Lisans konusuna çare bulunmalı
Ege Rallisi 70 tekne ile sınırlanınca yedek beklemek zorunda kalanlar oldu. Bu yıl Deniz Kuvvetleri Kupası'na katılım yüzde 33 arttı. Gant Cup'a geçen yıl 33 tekne katılırken bu yıl 40 yat start aldı. Yukarıda saydıklarımın hepsi denize ve yelkene gönül verenlerin yüzünü güldüren somut göstergeler... Bu gelişmeler aynı zamanda umut verici de. Bu havayı kaçırmazsak önümüzdeki yıl yeni rekorlara imza atabiliriz... Bu tablo pek keyifli, biz de biraz yüksekten uçuyoruz da; bizim ülkede insanların böyle uzun boylu havaya girmesine pek müsaade etmiyorlar... Nitekim Büyük Yarış'ın kapanış töreninde bir yetkili kardeşimiz, eğlenip zıplayan yelkencilere bakıp, "Seneye bunların hepsini zapt-ı rapta alacağız" buyurmuşlar... Aslında bu "zapt-ı rapt işi" sezon başından bu yana ufak ufak yüzünü göstermeye başlamıştı. Önce Göcek Yarışı'nda lisans işi ile ilgili bazı sevimsizlikler yaşandı. En son Gant Cup'ın Yalıkavak etabında okunan eksik lisans listesi ve bununla ilgili bir gazetede çıkan haber bizleri bu güne kadar alışık olmadığımız gerilimlerle karşı karşıya bıraktı. Bu gidişle de yat yarışlarında lisans uygulaması yüzünden yelken camiasında gerginliklerin ardı arkası kesilmeyecek gibi görünüyor... Nedir bu lisans işi, dilimiz döndüğünce anlatalım.
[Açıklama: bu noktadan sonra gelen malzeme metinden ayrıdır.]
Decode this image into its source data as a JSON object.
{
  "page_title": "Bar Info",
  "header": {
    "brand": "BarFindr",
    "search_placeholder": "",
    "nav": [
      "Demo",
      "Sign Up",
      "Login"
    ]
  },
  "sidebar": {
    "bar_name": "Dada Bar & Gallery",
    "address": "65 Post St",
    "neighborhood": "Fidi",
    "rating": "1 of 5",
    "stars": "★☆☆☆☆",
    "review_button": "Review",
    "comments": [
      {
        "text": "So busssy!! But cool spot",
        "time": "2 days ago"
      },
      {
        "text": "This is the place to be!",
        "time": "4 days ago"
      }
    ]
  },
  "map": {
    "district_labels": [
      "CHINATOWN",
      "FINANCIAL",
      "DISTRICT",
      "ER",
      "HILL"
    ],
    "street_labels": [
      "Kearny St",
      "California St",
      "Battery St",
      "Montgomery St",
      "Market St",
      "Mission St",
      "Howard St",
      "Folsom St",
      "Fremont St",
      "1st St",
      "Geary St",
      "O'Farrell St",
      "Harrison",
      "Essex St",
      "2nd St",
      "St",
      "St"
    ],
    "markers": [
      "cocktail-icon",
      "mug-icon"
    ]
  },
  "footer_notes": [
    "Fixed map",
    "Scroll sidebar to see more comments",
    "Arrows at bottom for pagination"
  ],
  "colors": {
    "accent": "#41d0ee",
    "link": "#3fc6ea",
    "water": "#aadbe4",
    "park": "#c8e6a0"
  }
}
SADECE FRANSA UYGULUYOR Ülkemizde tüm spor karşılaşmaları bununla ilgili çıkarılmış bir kanun çerçevesinde yürütülüyor. Buna göre de her yarışmaya girecek kişinin lisansı olması gerekiyor. Güreş de yapsanız, ok da atsanız aynı şartlara tabisiniz... İşe detayına girmeden bakarsanız "Madem öyle yat ile yarışanlar da birer lisans alsınlar" diyebilirsiniz. Ama kazın ayağı öyle değil. Bir defa Fransa'nın dışında hemen hiç bir ülkede yat yarışlarında lisans uygulaması yok. Çünkü yat yarışlarına katılanlar diğer sporlardaki özellikleri taşımıyorlar. Bizde örneklerini gördüğümüz gibi 80 yaşında bir kişi de yat yarışına katılabiliyor, 8 yaşındaki de... Üstelik tamamen amatör olarak yapılan bu sporda insanlar büyük çoğunlukla düzenli bir ekip oluşturamıyorlar. Yarışlara katılan teknelerin ezici bir çoğunluğu gezi amacıyla da kullanılıyor ve eninde sonunda bir tanıdığı son anda bile olsa elinden tutup "Haydi gel birlikte yarışalım" diye denize çıkarabiliyorsunuz. Denize ilk kez bu şekilde çıkıp daha sonra yelkenci olanların sayısı ise azınsanamayacak kadar çok. Çünkü insanların denizle barıştırılmaları için öncelikle bir şekilde denize çıkarılmaları gerekiyor... Bir başka konu daha ülkemizde yarışların hemen hepsi uluslararası iştiraklere açık ve yabancılardan kendi ülkelerinde olmadığı için bu lisansı isteyemiyorsunuz. Bunun yerine pasaportların fotokopileri alınıyor. Yani yabancının kimliği yetiyor, Türk ise lisans almak zorunda. Üstelik bu kadarcık iş bile yabancıları son derece rahatsız ediyor.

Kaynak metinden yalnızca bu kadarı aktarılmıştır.